What's at Stake: Statewide and National Implications

  • The Environmental Protection Agency released a historic finding that greenhouse gases are already endangering public health and welfare.  We need to prevent current and future exposure to GHGs and harmful co-pollutants.
  • According to California Air Resources Board data, the Chevron oil refinery is the largest industrial greenhouse gas polluter in the state, emitting nearly 4.8 million tons of carbon dioxide in 2008.
  • A move to refining and production of more pollution-intensive grades of crude is a threatening trend for our future local, national and global energy system, climate and environmental health.  State and national elected officials, health and environmental advocates, community residents and unions whose workers are on the front line must monitor these developments closely.  The Richmond Chevron refinery is a test case.  We must address the short-term and long-term implications of the project.   
  • The Chevron Refinery Expansion project has become the "poster child" for industry to once again attack the California Environmental Quality Act.  That statute requires projects to disclose their greenhouse gas emissions and other environmental impacts, and actually reduce significant impacts  that would be caused by the proposed project.  Losing those statutory disclosure and protection requirements would hugely and adversely impact local and state communities.

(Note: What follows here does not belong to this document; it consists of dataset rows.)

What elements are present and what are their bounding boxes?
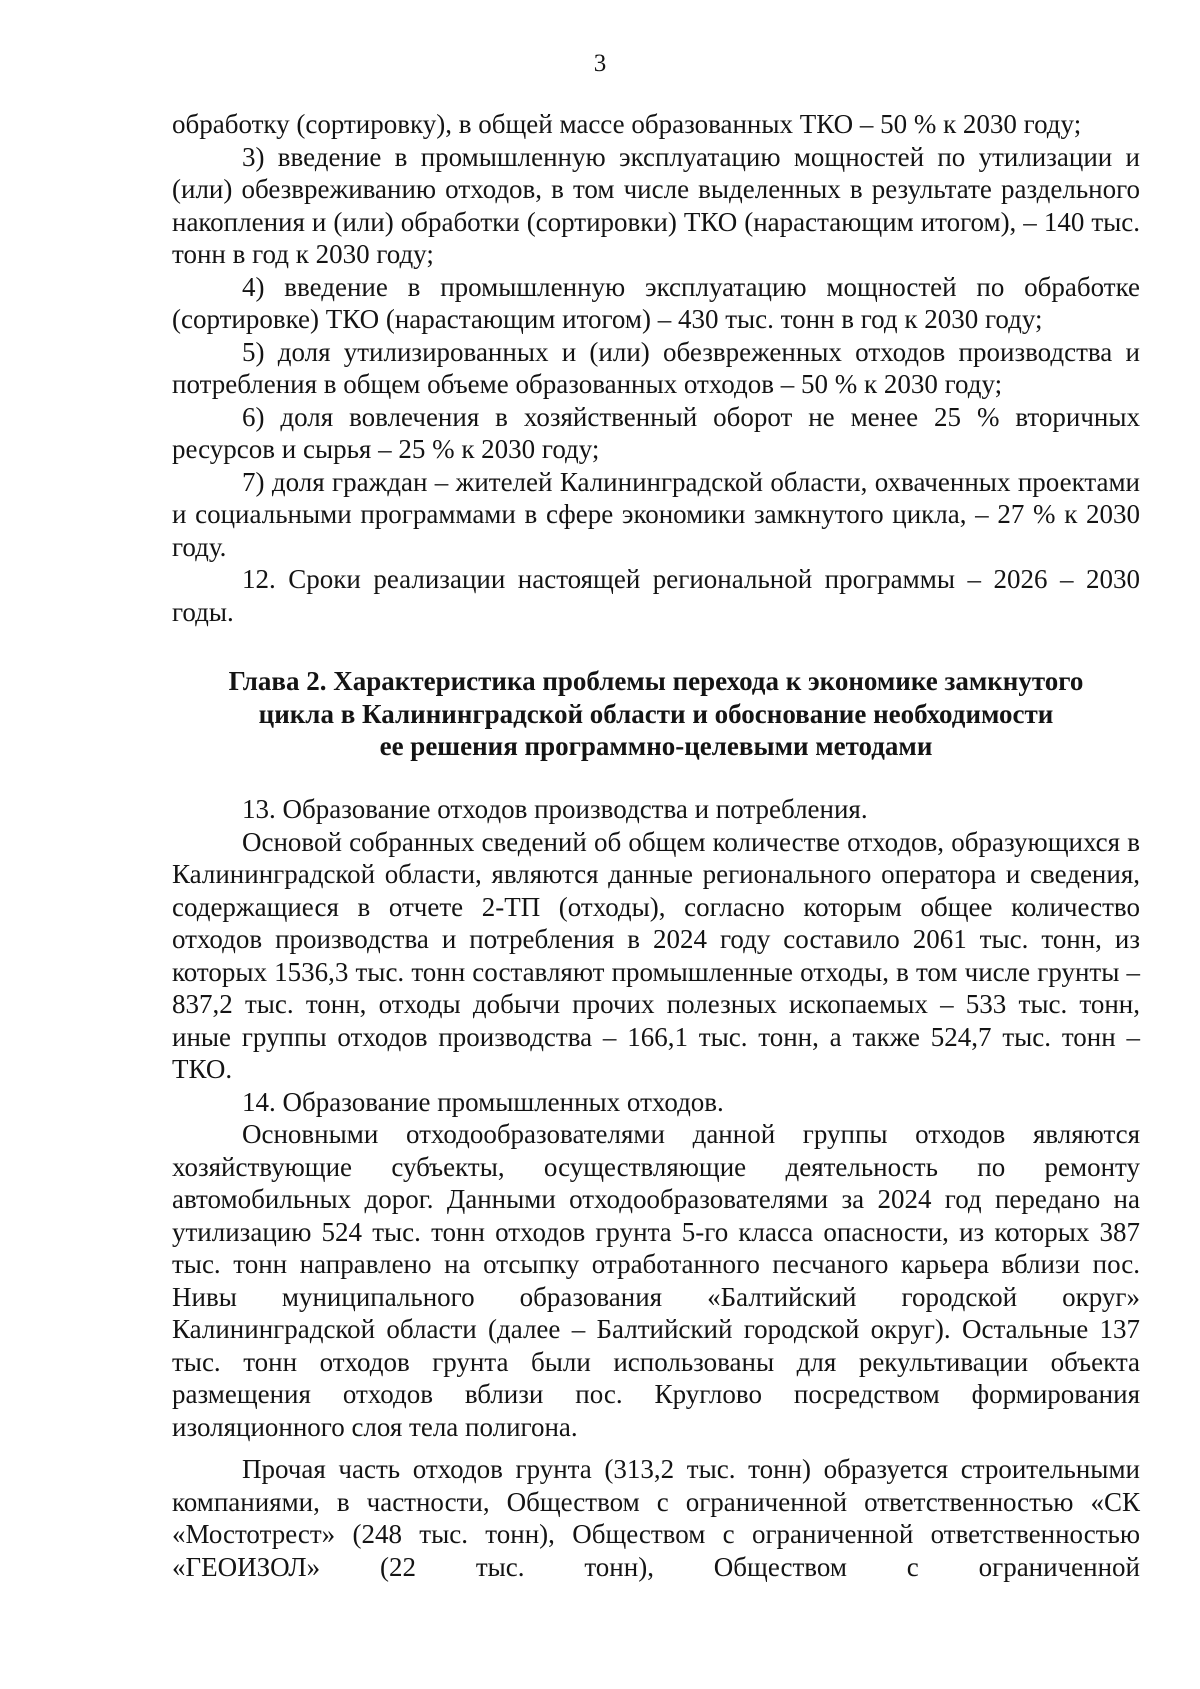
page-number: 3 bbox=[593, 50, 607, 77]
paragraph-item-6: 6) доля вовлечения в хозяйственный оборот не менее 25 % вторичных ресурсов и сырья – 25 % к 2030 году; bbox=[172, 401, 1140, 464]
paragraph-section-12: 12. Сроки реализации настоящей региональной программы – 2026 – 2030 годы. bbox=[172, 564, 1140, 627]
paragraph-industrial-waste: Основными отходообразователями данной группы отходов являются хозяйствующие субъекты, осуществляющие деятельность по ремонту автомобильных дорог. Данными отходообразователями за 2024 год передано на утилизацию 524 тыс. тонн отходов грунта 5-го класса опасности, из которых 387 тыс. тонн направлено на отсыпку отработанного песчаного карьера вблизи пос. Нивы муниципального образования «Балтийский городской округ» Калининградской области (далее – Балтийский городской округ). Остальные 137 тыс. тонн отходов грунта были использованы для рекультивации объекта размещения отходов вблизи пос. Круглово посредством формирования изоляционного слоя тела полигона. bbox=[172, 1119, 1140, 1442]
paragraph-waste-totals: Основой собранных сведений об общем количестве отходов, образующихся в Калининградской области, являются данные регионального оператора и сведения, содержащиеся в отчете 2-ТП (отходы), согласно которым общее количество отходов производства и потребления в 2024 году составило 2061 тыс. тонн, из которых 1536,3 тыс. тонн составляют промышленные отходы, в том числе грунты – 837,2 тыс. тонн, отходы добычи прочих полезных ископаемых – 533 тыс. тонн, иные группы отходов производства – 166,1 тыс. тонн, а также 524,7 тыс. тонн – ТКО. bbox=[172, 826, 1140, 1084]
paragraph-section-13: 13. Образование отходов производства и потребления. bbox=[242, 794, 868, 824]
paragraph-item-4: 4) введение в промышленную эксплуатацию мощностей по обработке (сортировке) ТКО (нарастающим итогом) – 430 тыс. тонн в год к 2030 году; bbox=[172, 271, 1140, 334]
chapter-title bbox=[172, 665, 1140, 763]
paragraph-item-5: 5) доля утилизированных и (или) обезвреженных отходов производства и потребления в общем объеме образованных отходов – 50 % к 2030 году; bbox=[172, 336, 1140, 399]
paragraph-item-3: 3) введение в промышленную эксплуатацию мощностей по утилизации и (или) обезвреживанию отходов, в том числе выделенных в результате раздельного накопления и (или) обработки (сортировки) ТКО (нарастающим итогом), – 140 тыс. тонн в год к 2030 году; bbox=[172, 141, 1140, 269]
paragraph-continuation: обработку (сортировку), в общей массе образованных ТКО – 50 % к 2030 году; bbox=[172, 109, 1082, 139]
chapter-title-line: Глава 2. Характеристика проблемы перехода к экономике замкнутого bbox=[228, 666, 1084, 696]
chapter-title-line: цикла в Калининградской области и обоснование необходимости bbox=[258, 698, 1054, 729]
text-block-top bbox=[172, 108, 1140, 628]
text-block-bottom bbox=[172, 793, 1140, 1583]
paragraph-section-14: 14. Образование промышленных отходов. bbox=[242, 1086, 724, 1117]
paragraph-soil-waste: Прочая часть отходов грунта (313,2 тыс. тонн) образуется строительными компаниями, в частности, Обществом с ограниченной ответственностью «СК «Мостотрест» (248 тыс. тонн), Обществом с ограниченной ответственностью «ГЕОИЗОЛ» (22 тыс. тонн), Обществом с ограниченной bbox=[172, 1454, 1140, 1582]
chapter-title-line: ее решения программно-целевыми методами bbox=[379, 731, 933, 761]
paragraph-item-7: 7) доля граждан – жителей Калининградской области, охваченных проектами и социальными программами в сфере экономики замкнутого цикла, – 27 % к 2030 году. bbox=[172, 466, 1140, 562]
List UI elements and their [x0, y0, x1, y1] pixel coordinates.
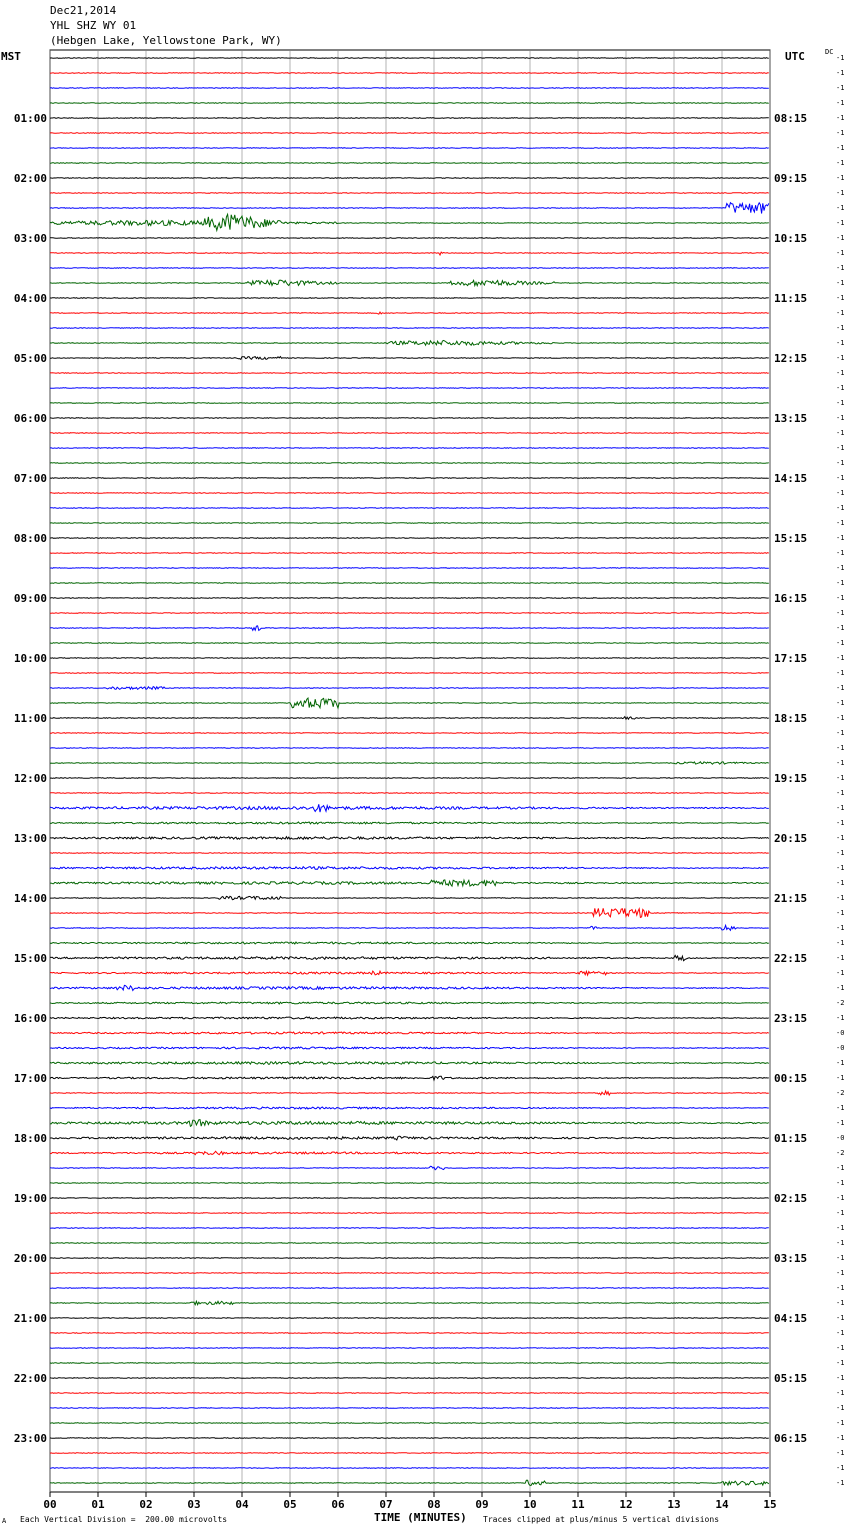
trace-red — [50, 1333, 769, 1334]
trace-offset-label: -1 — [836, 744, 845, 752]
trace-black — [50, 418, 769, 419]
trace-red — [50, 971, 769, 975]
trace-black — [50, 1076, 769, 1080]
trace-offset-label: -1 — [836, 459, 845, 467]
trace-offset-label: -1 — [836, 489, 845, 497]
trace-green — [50, 762, 769, 764]
trace-offset-label: -1 — [836, 759, 845, 767]
trace-offset-label: -1 — [836, 414, 845, 422]
trace-offset-label: -1 — [836, 189, 845, 197]
trace-black — [50, 538, 769, 539]
right-hour-label: 10:15 — [774, 232, 808, 245]
trace-green — [50, 523, 769, 524]
trace-black — [50, 118, 769, 119]
trace-offset-label: -1 — [836, 1119, 845, 1127]
left-hour-label: 16:00 — [13, 1012, 47, 1025]
trace-offset-label: -1 — [836, 669, 845, 677]
trace-offset-label: -1 — [836, 1014, 845, 1022]
trace-offset-label: -1 — [836, 294, 845, 302]
trace-black — [50, 1378, 769, 1379]
seismic-traces — [50, 58, 769, 1486]
trace-offset-label: -1 — [836, 549, 845, 557]
trace-offset-label: -1 — [836, 1164, 845, 1172]
trace-offset-label: -1 — [836, 639, 845, 647]
x-tick-label: 07 — [379, 1498, 393, 1511]
trace-offset-label: -1 — [836, 84, 845, 92]
trace-red — [50, 1453, 769, 1454]
trace-red — [50, 193, 769, 194]
x-tick-label: 01 — [91, 1498, 105, 1511]
right-hour-label: 17:15 — [774, 652, 808, 665]
x-tick-label: 05 — [283, 1498, 297, 1511]
trace-offset-label: -1 — [836, 654, 845, 662]
trace-offset-label: -1 — [836, 1239, 845, 1247]
trace-offset-label: -1 — [836, 1179, 845, 1187]
trace-offset-label: -1 — [836, 1434, 845, 1442]
trace-offset-label: -1 — [836, 1284, 845, 1292]
trace-offset-label: -1 — [836, 534, 845, 542]
trace-black — [50, 178, 769, 179]
trace-offset-label: -1 — [836, 204, 845, 212]
trace-offset-label: -1 — [836, 1419, 845, 1427]
right-hour-label: 06:15 — [774, 1432, 808, 1445]
trace-offset-label: -1 — [836, 1404, 845, 1412]
trace-offset-label: -1 — [836, 444, 845, 452]
left-hour-label: 04:00 — [13, 292, 47, 305]
trace-red — [50, 553, 769, 554]
trace-red — [50, 252, 769, 255]
trace-offset-label: -1 — [836, 369, 845, 377]
right-hour-label: 22:15 — [774, 952, 808, 965]
left-hour-label: 06:00 — [13, 412, 47, 425]
trace-red — [50, 373, 769, 374]
trace-green — [50, 1062, 769, 1065]
left-hour-label: 23:00 — [13, 1432, 47, 1445]
left-hour-label: 07:00 — [13, 472, 47, 485]
right-hour-label: 15:15 — [774, 532, 808, 545]
trace-blue — [50, 88, 769, 89]
trace-green — [50, 214, 769, 230]
trace-red — [50, 133, 769, 134]
x-tick-label: 00 — [43, 1498, 57, 1511]
left-hour-label: 20:00 — [13, 1252, 47, 1265]
trace-red — [50, 433, 769, 434]
trace-offset-label: -1 — [836, 729, 845, 737]
trace-green — [50, 1301, 769, 1304]
x-tick-label: 12 — [619, 1498, 633, 1511]
trace-green — [50, 1480, 769, 1485]
trace-green — [50, 1423, 769, 1424]
trace-green — [50, 103, 769, 104]
trace-offset-label: -1 — [836, 1299, 845, 1307]
left-hour-label: 15:00 — [13, 952, 47, 965]
right-hour-label: 12:15 — [774, 352, 808, 365]
trace-blue — [50, 748, 769, 749]
trace-offset-label: -1 — [836, 99, 845, 107]
trace-offset-label: -1 — [836, 699, 845, 707]
trace-offset-label: -1 — [836, 399, 845, 407]
trace-black — [50, 1258, 769, 1259]
trace-offset-label: -1 — [836, 1269, 845, 1277]
time-grid — [50, 50, 770, 1492]
x-tick-label: 11 — [571, 1498, 585, 1511]
trace-offset-label: -1 — [836, 864, 845, 872]
trace-black — [50, 778, 769, 779]
trace-offset-label: -1 — [836, 1104, 845, 1112]
chart-date: Dec21,2014 — [50, 4, 117, 17]
trace-blue — [50, 203, 769, 214]
left-hour-label: 21:00 — [13, 1312, 47, 1325]
trace-offset-label: -1 — [836, 579, 845, 587]
right-hour-label: 21:15 — [774, 892, 808, 905]
trace-red — [50, 493, 769, 494]
trace-offset-label: -1 — [836, 1374, 845, 1382]
trace-red — [50, 793, 769, 794]
trace-offset-label: -1 — [836, 774, 845, 782]
right-hour-label: 14:15 — [774, 472, 808, 485]
trace-offset-label: -1 — [836, 1254, 845, 1262]
trace-offset-labels — [836, 54, 844, 1487]
clipping-note: Traces clipped at plus/minus 5 vertical divisions — [483, 1515, 720, 1524]
trace-blue — [50, 448, 769, 449]
trace-offset-label: -1 — [836, 1209, 845, 1217]
trace-red — [50, 312, 769, 314]
right-hour-label: 02:15 — [774, 1192, 808, 1205]
right-hour-label: 18:15 — [774, 712, 808, 725]
trace-red — [50, 1091, 769, 1095]
trace-blue — [50, 626, 769, 631]
trace-offset-label: -1 — [836, 219, 845, 227]
trace-offset-label: -1 — [836, 684, 845, 692]
trace-offset-label: -1 — [836, 264, 845, 272]
trace-offset-label: -1 — [836, 324, 845, 332]
trace-offset-label: -1 — [836, 939, 845, 947]
trace-offset-label: -1 — [836, 504, 845, 512]
trace-offset-label: -1 — [836, 624, 845, 632]
right-hour-label: 23:15 — [774, 1012, 808, 1025]
trace-offset-label: -1 — [836, 909, 845, 917]
trace-blue — [50, 388, 769, 389]
trace-offset-label: -0 — [836, 1029, 845, 1037]
trace-green — [50, 1183, 769, 1184]
trace-offset-label: -1 — [836, 1389, 845, 1397]
trace-red — [50, 1032, 769, 1034]
right-hour-label: 09:15 — [774, 172, 808, 185]
trace-offset-label: -1 — [836, 174, 845, 182]
trace-offset-label: -1 — [836, 1314, 845, 1322]
trace-offset-label: -1 — [836, 954, 845, 962]
trace-green — [50, 280, 769, 286]
dc-label: DC — [825, 48, 834, 56]
trace-blue — [50, 687, 769, 690]
left-hour-label: 08:00 — [13, 532, 47, 545]
trace-offset-label: -1 — [836, 144, 845, 152]
right-hour-label: 13:15 — [774, 412, 808, 425]
x-axis-title: TIME (MINUTES) — [374, 1511, 467, 1524]
right-hour-label: 03:15 — [774, 1252, 808, 1265]
left-hour-label: 13:00 — [13, 832, 47, 845]
trace-blue — [50, 328, 769, 329]
station-code: YHL SHZ WY 01 — [50, 19, 137, 32]
trace-green — [50, 1363, 769, 1364]
trace-offset-label: -1 — [836, 984, 845, 992]
trace-red — [50, 1151, 769, 1154]
trace-green — [50, 698, 769, 708]
trace-offset-label: -0 — [836, 1134, 845, 1142]
trace-offset-label: -1 — [836, 969, 845, 977]
trace-offset-label: -1 — [836, 429, 845, 437]
trace-offset-label: -1 — [836, 69, 845, 77]
trace-blue — [50, 1288, 769, 1289]
left-hour-label: 19:00 — [13, 1192, 47, 1205]
trace-green — [50, 1002, 769, 1004]
trace-blue — [50, 508, 769, 509]
left-hour-label: 12:00 — [13, 772, 47, 785]
trace-offset-label: -1 — [836, 1224, 845, 1232]
trace-green — [50, 1120, 769, 1127]
trace-green — [50, 403, 769, 404]
trace-black — [50, 58, 769, 59]
trace-blue — [50, 1047, 769, 1049]
trace-black — [50, 478, 769, 479]
trace-red — [50, 908, 769, 917]
trace-blue — [50, 1468, 769, 1469]
trace-green — [50, 463, 769, 464]
x-tick-label: 02 — [139, 1498, 153, 1511]
trace-offset-label: -1 — [836, 594, 845, 602]
left-hour-label: 02:00 — [13, 172, 47, 185]
trace-offset-label: -1 — [836, 849, 845, 857]
trace-offset-label: -1 — [836, 804, 845, 812]
left-hour-label: 10:00 — [13, 652, 47, 665]
trace-black — [50, 837, 769, 840]
trace-red — [50, 733, 769, 734]
trace-offset-label: -1 — [836, 474, 845, 482]
trace-black — [50, 1198, 769, 1199]
trace-offset-label: -1 — [836, 279, 845, 287]
trace-offset-label: -1 — [836, 564, 845, 572]
x-tick-label: 15 — [763, 1498, 777, 1511]
trace-offset-label: -1 — [836, 384, 845, 392]
trace-offset-label: -1 — [836, 924, 845, 932]
right-hour-label: 08:15 — [774, 112, 808, 125]
left-hour-label: 11:00 — [13, 712, 47, 725]
trace-offset-label: -1 — [836, 249, 845, 257]
x-tick-label: 09 — [475, 1498, 489, 1511]
trace-black — [50, 1017, 769, 1019]
trace-blue — [50, 568, 769, 569]
trace-offset-label: -1 — [836, 1344, 845, 1352]
trace-black — [50, 357, 769, 360]
trace-red — [50, 853, 769, 854]
trace-offset-label: -1 — [836, 309, 845, 317]
trace-black — [50, 658, 769, 659]
trace-offset-label: -1 — [836, 1359, 845, 1367]
station-location: (Hebgen Lake, Yellowstone Park, WY) — [50, 34, 282, 47]
right-hour-label: 05:15 — [774, 1372, 808, 1385]
right-hour-label: 16:15 — [774, 592, 808, 605]
trace-black — [50, 1438, 769, 1439]
trace-black — [50, 598, 769, 599]
right-hour-label: 01:15 — [774, 1132, 808, 1145]
x-tick-label: 06 — [331, 1498, 345, 1511]
trace-offset-label: -1 — [836, 1464, 845, 1472]
trace-offset-label: -1 — [836, 879, 845, 887]
right-hour-labels — [774, 112, 807, 1445]
trace-blue — [50, 268, 769, 269]
right-hour-label: 19:15 — [774, 772, 808, 785]
left-hour-label: 18:00 — [13, 1132, 47, 1145]
trace-offset-label: -1 — [836, 519, 845, 527]
trace-blue — [50, 925, 769, 930]
trace-black — [50, 1136, 769, 1140]
trace-blue — [50, 985, 769, 990]
trace-green — [50, 163, 769, 164]
trace-offset-label: -1 — [836, 114, 845, 122]
x-tick-label: 03 — [187, 1498, 201, 1511]
trace-offset-label: -2 — [836, 1089, 845, 1097]
trace-blue — [50, 867, 769, 870]
trace-red — [50, 673, 769, 674]
left-hour-label: 14:00 — [13, 892, 47, 905]
left-hour-label: 05:00 — [13, 352, 47, 365]
trace-offset-label: -1 — [836, 609, 845, 617]
right-hour-label: 11:15 — [774, 292, 808, 305]
trace-offset-label: -1 — [836, 714, 845, 722]
trace-black — [50, 238, 769, 239]
trace-offset-label: -0 — [836, 1044, 845, 1052]
trace-offset-label: -1 — [836, 834, 845, 842]
trace-offset-label: -1 — [836, 129, 845, 137]
trace-offset-label: -2 — [836, 1149, 845, 1157]
trace-green — [50, 340, 769, 345]
left-hour-label: 03:00 — [13, 232, 47, 245]
trace-black — [50, 896, 769, 899]
trace-offset-label: -1 — [836, 1059, 845, 1067]
trace-green — [50, 583, 769, 584]
trace-blue — [50, 1348, 769, 1349]
left-timezone-label: MST — [1, 50, 21, 63]
left-hour-label: 17:00 — [13, 1072, 47, 1085]
trace-red — [50, 1273, 769, 1274]
trace-offset-label: -1 — [836, 894, 845, 902]
trace-black — [50, 298, 769, 299]
trace-blue — [50, 1408, 769, 1409]
x-tick-label: 10 — [523, 1498, 537, 1511]
trace-offset-label: -1 — [836, 159, 845, 167]
trace-offset-label: -1 — [836, 54, 845, 62]
trace-green — [50, 880, 769, 886]
x-tick-label: 08 — [427, 1498, 441, 1511]
trace-offset-label: -2 — [836, 999, 845, 1007]
x-tick-label: 04 — [235, 1498, 249, 1511]
plot-frame — [50, 50, 770, 1492]
right-hour-label: 00:15 — [774, 1072, 808, 1085]
trace-green — [50, 942, 769, 944]
trace-red — [50, 1213, 769, 1214]
x-tick-label: 13 — [667, 1498, 681, 1511]
trace-offset-label: -1 — [836, 1479, 845, 1487]
x-axis — [43, 1492, 776, 1511]
left-hour-labels — [14, 112, 47, 1445]
trace-offset-label: -1 — [836, 1449, 845, 1457]
trace-red — [50, 73, 769, 74]
trace-offset-label: -1 — [836, 1194, 845, 1202]
trace-blue — [50, 804, 769, 812]
trace-black — [50, 955, 769, 960]
trace-blue — [50, 1228, 769, 1229]
footer-mark: A — [2, 1517, 7, 1525]
trace-offset-label: -1 — [836, 339, 845, 347]
right-hour-label: 04:15 — [774, 1312, 808, 1325]
trace-black — [50, 717, 769, 720]
right-timezone-label: UTC — [785, 50, 805, 63]
trace-red — [50, 1393, 769, 1394]
trace-offset-label: -1 — [836, 819, 845, 827]
trace-black — [50, 1318, 769, 1319]
left-hour-label: 22:00 — [13, 1372, 47, 1385]
trace-blue — [50, 1107, 769, 1109]
right-hour-label: 20:15 — [774, 832, 808, 845]
trace-offset-label: -1 — [836, 1329, 845, 1337]
trace-green — [50, 1243, 769, 1244]
trace-offset-label: -1 — [836, 234, 845, 242]
vertical-division-note: Each Vertical Division = 200.00 microvolts — [20, 1515, 228, 1524]
trace-offset-label: -1 — [836, 1074, 845, 1082]
trace-blue — [50, 148, 769, 149]
trace-offset-label: -1 — [836, 789, 845, 797]
trace-blue — [50, 1166, 769, 1169]
trace-green — [50, 822, 769, 824]
trace-green — [50, 643, 769, 644]
trace-red — [50, 613, 769, 614]
x-tick-label: 14 — [715, 1498, 729, 1511]
trace-offset-label: -1 — [836, 354, 845, 362]
left-hour-label: 01:00 — [13, 112, 47, 125]
left-hour-label: 09:00 — [13, 592, 47, 605]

Richmond already gets more than its fair share of exposure to air pollution and environmental hazards.  These disproportionate impacts have left generations of local residents paying for the ongoing health related costs of cancer, asthma and other respiratory illnesses. According to Physicians for Social Responsibility (PSR), children, the poor, the elderly and those with weak or impaired immune systems are the most vulnerable to climate change; we need to focus reduction of greenhouse gases from sources that also emit toxic air pollution in these most polluted and more vulnerable neighborhoods.  In order to adequately protect public health, any permitting decision must take into account the multiple pollution sources that are already present in this community and that are contributing significantly to current levels of air pollution. 

 

Proposal for "Clean Air, Good Jobs and a Healthier Richmond"

The proposal will: 

 

Curb Air Pollution: Under this proposal, Chevron would replace outdated boilers built in the 1930s and 1940s (as it originally promised to do as part of this project, but later indefinitely deferred), and install the sort of flaring prevention equipment that is already in place at the Shell refinery in nearby Martinez.

 

Good Jobs: Chevron would increase onsite renewable energy and energy efficiency and the proposal would create more and greener jobs by requiring installation of solar energy.

 

Reduce GHGs and Promote Climate Solutions: The proposal would improve energy efficiency 20% by 2020 which would reduce pollutant emissions at the refinery by burning less fuel per gallon of gasoline and other products made. .  It would also expand renewable energy sources such as on & off-site solar, which would help jumpstart the sustainable energy solution to global warming. 

 

We need to protect the community from health and environmental hazards by not locking in another generation of toxic pollution.  At the same time, the Chevron Refinery Expansion project has ramifications far beyond Richmond.  That is why we, the undersigned, encourage you -- our elected officials, community leaders and allies -- to publically support this alternative proposal and to do all that you can to ensure that Chevron is accountable for reducing local pollution.  We are counting on you to protect the public interest.  The Attorney General's proposal is an important start.

 

Please keep us informed and posted on further developments and what actions you can take to support the community on this issue.  Thank you.